El cúmulo de galaxias Abell 85, a 700 millones de años-luz de la Vía Láctea. Crédito: Matthias Kluge/USM/MPE

Es decir, ha tenido un beneficio tangible, sin importar que la premisa original haya resultado ser incorrecta. Además, como explican los investigadores, este estudio también ha sido una buena oportunidad para repasar muchas suposiciones. Al final, la conclusión a la que llegan es que se entiende todo lo relacionado tan bien como se pensaba. Al mismo tiempo, esto tampoco invalida la idea en sí. ¿Es posible que la aceleración de la expansión del universo pudiese estar frenando? La respuesta es que, por poder, puede. Otra cosa es conseguir demostrarlo.
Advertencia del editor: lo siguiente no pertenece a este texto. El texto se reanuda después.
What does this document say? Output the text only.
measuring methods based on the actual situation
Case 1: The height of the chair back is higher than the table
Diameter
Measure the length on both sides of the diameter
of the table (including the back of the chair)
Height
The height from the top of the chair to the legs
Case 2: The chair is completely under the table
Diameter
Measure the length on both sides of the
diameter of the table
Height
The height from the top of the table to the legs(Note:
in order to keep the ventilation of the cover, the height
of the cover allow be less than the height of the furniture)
Incluso si no se llega a conseguir, o la respuesta es un rotundo no, en el camino se puede aprender mucho. Y, mientras tanto, nuestra imagen del universo como un lugar en constante expansión (y acelerada) se sostiene. Con ella, también el escenario más probable sobre cuál será su destino último. Pero basta la pregunta adecuada, la interpretación correcta (y un resquicio que permita plantear que esa hipótesis puede tener sentido), para descubrir que el camino por recorrer es mucho más largo de lo que parecía. Por eso, a pesar de que pueda ser rebatido posteriormente, trabajos como este también tienen su valor.

Estudio

El estudio es P. Wiseman, B. Popovic, M. Sullivan et al; «Still accelerating: type Ia supernova cosmology is robust to host galaxy age evolution». Publicado en la revista Monthly Notices of the Royal Astronomical Society el 10 de junio de 2026. Puede consultarse en este enlace.